Secangkir Alasan

Cassiel Ruby
Chapter #6

6. Masalahnya Ada Padaku

Riuh di kepala memaksaku menunduk dalam. Denyut gelisah membuatku enggan untuk bergerak dari tempatku sekarang. Semua emosi yang kembali bermunculan, terasa asing pada hati yang telah lama kubiasakan untuk mati.

Dari semua gelombang perasaan yang kembali memporak-porandakan, aku berfokus pada satu hal yang memicu semuanya itu terjadi. Mampukah aku menerima Sage? Bagaimana kalau semua yang ia lakukan padaku hanya sebuah manis di awal saja?

Aku lelah, jika harus kembali masuk pada luka yang sama.

Bagaimana jika ternyata di perjalanannya, Sage berubah menjadi sosok seperti Bara? Yah, dulu Bara juga seakan mencintaiku dengan seluruh hidupnya. Seolah menjadikanku satu-satunya. Nyatanya?

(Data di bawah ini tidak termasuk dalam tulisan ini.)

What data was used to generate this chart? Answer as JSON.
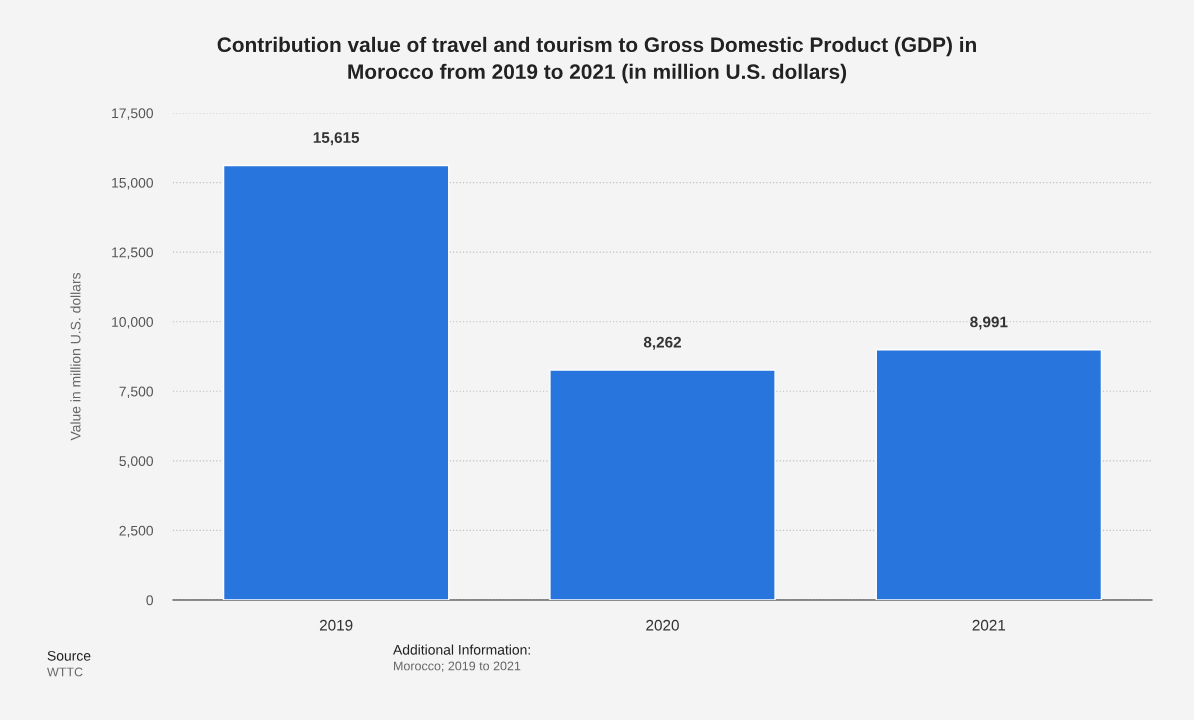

Aku masih ingat ketika pertama kali menemukan fakta bahwa Bara selingkuh dariku. Triknya untuk menghapus seluruh pesan dengan selingkuhannya setiap berada di rumah, nyatanya terbongkar dengan sendirinya saat aku melihat notifikasi pesan di ponselnya.

Tentu saja Bara mengelak, dan aku dengan sisi emosionalku yang tidak terima karena telah diselingkuhi. Demi apa pun, aku baru saja beberapa bulan yang lalu melahirkan, tapi nyatanya ia memiliki selingkuhan—anak buahnya sendiri di pekerjaan lamanya sebelum kami pindah ke Bandung.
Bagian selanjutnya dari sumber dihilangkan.